Why power prices aren't falling
There was a hope that a global economic slowdown, which has led to a fall in oil prices, would also lead to a fall in the gas and electricity prices we all pay.
Well, don't hold your breath - for all the pressure that the prime minister, no less, put on the energy companies this weekend to cut their energy tariffs.
I've been talking to those who run our big power companies. And this is what they say:
1) gas prices are still 70% higher than where they were last winter, in spite of a fall in the past few weeks;
2) electricity prices are double where they were last winter;
3) there is very little spare capacity in the electricity generation market, because of the age and fragility of our generators, so there's a risk that - if another generator were to fall over - electricity prices could rise further;
4) over the summer, energy companies bought power on the forward market at prices that are higher than where they are today;
5) it's currently very difficult to hedge power prices at the slightly lower prices now prevailing, because the credit crunch has reduced the capacity of financial firms to take the other side of bets on the future path of energy prices (which is why certain power companies are no longer providing big fixed-price contracts to huge industrial consumers);
6) all the power companies are generating much reduced profits from their retail energy businesses, such that if they suffer a further margin squeeze they may well find it harder and more expensive to raise credit (another painful impact of the credit crunch);
7) power companies have no idea whether this winter will be cold, and therefore whether there will be a surge in demand for gas and electricity, which will lead to a spike in wholesale prices.

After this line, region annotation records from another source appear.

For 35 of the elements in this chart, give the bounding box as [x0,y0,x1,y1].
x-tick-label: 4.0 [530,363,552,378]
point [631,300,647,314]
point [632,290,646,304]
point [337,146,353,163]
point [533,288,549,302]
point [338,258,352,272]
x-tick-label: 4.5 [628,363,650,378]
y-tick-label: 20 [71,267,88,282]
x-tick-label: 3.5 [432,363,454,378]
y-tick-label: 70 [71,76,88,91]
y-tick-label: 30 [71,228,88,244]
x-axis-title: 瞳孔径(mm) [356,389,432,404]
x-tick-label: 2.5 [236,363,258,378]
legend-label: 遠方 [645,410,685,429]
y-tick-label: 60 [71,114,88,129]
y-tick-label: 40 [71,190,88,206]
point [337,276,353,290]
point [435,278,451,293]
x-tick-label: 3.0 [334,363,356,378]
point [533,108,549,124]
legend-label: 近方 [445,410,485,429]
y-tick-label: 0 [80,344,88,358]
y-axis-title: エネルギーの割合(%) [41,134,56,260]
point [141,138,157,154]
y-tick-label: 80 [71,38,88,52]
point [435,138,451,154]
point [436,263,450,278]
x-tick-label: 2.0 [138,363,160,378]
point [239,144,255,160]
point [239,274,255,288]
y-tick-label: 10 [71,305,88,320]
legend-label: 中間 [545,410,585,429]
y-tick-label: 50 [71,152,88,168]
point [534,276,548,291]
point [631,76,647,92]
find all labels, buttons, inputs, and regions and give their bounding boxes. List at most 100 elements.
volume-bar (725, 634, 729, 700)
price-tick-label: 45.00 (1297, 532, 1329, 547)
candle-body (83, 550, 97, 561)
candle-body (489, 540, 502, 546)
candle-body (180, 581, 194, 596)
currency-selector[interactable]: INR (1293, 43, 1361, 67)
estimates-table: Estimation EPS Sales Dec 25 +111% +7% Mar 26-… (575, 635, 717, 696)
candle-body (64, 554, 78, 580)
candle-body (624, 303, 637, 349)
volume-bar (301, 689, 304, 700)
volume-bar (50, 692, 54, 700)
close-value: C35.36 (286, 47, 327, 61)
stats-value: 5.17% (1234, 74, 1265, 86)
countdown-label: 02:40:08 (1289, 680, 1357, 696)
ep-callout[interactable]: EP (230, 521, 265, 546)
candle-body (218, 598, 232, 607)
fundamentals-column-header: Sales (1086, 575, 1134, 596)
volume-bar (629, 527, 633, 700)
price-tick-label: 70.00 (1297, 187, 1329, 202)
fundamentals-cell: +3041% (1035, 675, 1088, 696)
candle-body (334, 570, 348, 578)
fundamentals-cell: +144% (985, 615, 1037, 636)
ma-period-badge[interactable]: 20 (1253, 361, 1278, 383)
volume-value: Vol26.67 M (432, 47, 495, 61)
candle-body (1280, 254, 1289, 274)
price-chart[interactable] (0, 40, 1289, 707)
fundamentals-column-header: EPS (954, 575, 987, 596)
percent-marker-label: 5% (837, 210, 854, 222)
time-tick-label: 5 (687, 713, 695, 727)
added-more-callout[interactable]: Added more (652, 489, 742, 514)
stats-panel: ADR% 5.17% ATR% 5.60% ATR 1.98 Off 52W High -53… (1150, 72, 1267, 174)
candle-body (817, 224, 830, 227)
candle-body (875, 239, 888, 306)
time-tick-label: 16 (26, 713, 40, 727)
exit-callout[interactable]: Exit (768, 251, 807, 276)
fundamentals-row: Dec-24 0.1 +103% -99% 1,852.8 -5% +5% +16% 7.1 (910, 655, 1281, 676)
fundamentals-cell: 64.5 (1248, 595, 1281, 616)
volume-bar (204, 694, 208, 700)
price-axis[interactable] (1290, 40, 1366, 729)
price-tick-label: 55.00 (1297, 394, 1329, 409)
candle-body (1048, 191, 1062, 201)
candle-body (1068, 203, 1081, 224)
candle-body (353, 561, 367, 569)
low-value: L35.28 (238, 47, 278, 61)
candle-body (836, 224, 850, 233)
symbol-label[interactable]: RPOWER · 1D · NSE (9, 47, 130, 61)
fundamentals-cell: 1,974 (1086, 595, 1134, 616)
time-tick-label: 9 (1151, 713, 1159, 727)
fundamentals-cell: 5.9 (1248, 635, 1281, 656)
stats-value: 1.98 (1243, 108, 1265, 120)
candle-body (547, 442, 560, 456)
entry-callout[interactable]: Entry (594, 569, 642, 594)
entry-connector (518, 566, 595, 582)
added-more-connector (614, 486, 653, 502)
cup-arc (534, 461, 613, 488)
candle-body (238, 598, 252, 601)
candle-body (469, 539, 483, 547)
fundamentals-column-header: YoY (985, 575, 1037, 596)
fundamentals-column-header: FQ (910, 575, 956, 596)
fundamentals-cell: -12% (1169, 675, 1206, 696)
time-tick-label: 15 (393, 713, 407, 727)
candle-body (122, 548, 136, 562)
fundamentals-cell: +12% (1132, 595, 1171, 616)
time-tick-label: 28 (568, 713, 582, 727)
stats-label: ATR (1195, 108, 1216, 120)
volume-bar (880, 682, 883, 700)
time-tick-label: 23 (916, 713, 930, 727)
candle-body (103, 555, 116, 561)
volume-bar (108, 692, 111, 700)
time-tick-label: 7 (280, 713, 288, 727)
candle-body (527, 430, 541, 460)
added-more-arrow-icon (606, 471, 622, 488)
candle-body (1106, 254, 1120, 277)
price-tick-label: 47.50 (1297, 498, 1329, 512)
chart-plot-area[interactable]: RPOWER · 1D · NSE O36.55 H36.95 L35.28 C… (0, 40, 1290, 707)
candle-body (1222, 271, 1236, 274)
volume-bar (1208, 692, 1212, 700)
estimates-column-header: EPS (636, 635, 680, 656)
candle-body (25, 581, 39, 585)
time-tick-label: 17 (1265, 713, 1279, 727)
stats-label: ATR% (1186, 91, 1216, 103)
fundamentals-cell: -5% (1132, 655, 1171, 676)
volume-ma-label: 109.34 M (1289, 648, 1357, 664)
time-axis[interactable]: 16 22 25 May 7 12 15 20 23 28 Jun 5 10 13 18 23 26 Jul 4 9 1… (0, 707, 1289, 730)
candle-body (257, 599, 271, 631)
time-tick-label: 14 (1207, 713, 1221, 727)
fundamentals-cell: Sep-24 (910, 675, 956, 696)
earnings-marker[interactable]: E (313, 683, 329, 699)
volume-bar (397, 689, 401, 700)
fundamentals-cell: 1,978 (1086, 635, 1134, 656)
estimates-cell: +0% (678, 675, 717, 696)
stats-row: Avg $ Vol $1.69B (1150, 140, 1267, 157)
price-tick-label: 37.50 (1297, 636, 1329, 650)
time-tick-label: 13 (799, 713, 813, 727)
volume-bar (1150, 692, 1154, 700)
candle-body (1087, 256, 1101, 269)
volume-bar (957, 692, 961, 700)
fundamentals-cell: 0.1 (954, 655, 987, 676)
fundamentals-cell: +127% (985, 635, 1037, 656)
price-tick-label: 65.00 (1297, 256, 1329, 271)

Put it altogether and what you've got is the near-certainty that those increased prices we saw in the summer - with British Gas increase the gas tariff by 35% and electricity by 9% - will prevail for many more weeks to come, and possibly all through the winter.
All the power companies will do what they can for those on lowest incomes. And they are conscious that for small businesses, the high cost of energy can prove fatal.
But the vast majority of us would probably be foolish to factor into our budgets any significant fall in what we pay for energy.
UPDATE, 10:40AM: If you are looking for gloom, today's public sector net borrowing figures are simply dreadful: £37.6bn for April to September, up from £21.5bn a year earlier.
And this horrible increment has come before we've seen any significant impact of the economic slowdown on personal and corporate tax receipts.
Public sector net borrowing in the current fiscal year may well turn out to be at least 50% greater than the £43bn forecast by the chancellor in March.
And, as I've been pointing out (see "Spend, Spend, Spend?") all the pressures on the government are to spend more in the short term, to lessen the downturn in the economy - which will lead to even greater public-sector borrowing.
Which is why many economists would argue that the priority for the Treasury is not to raise taxes or slash public spending now, but to map out a credible path for reducing public sector debt from 2010 onwards.
If the chancellor fails to do this, sterling and UK government bonds will come under very heavy selling pressure - and the cost for the government of servicing all that debt could rise quite sharply.
UPDATE, 12:36PM: I have looked again at where we are on wholesale gas and electricity prices - and they don't imply we are close to serious reductions in what we're charged.
Wholesale gas prices for delivery in the first quarter of 2009 are 62% above last winter's price. And electricity prices for the same period are 67% up, year on year.
As for wholesale electricity prices for November and December, they are even higher.
What's galling is that wholesale gas was supposedly priced off the oil price on the way up - but now that the oil price has more than halved, the gas price seems to have de-coupled (to use the awful jargon).
There's a bit of a smell around all of this. Few would probably argue that the gas market is either rational or efficient.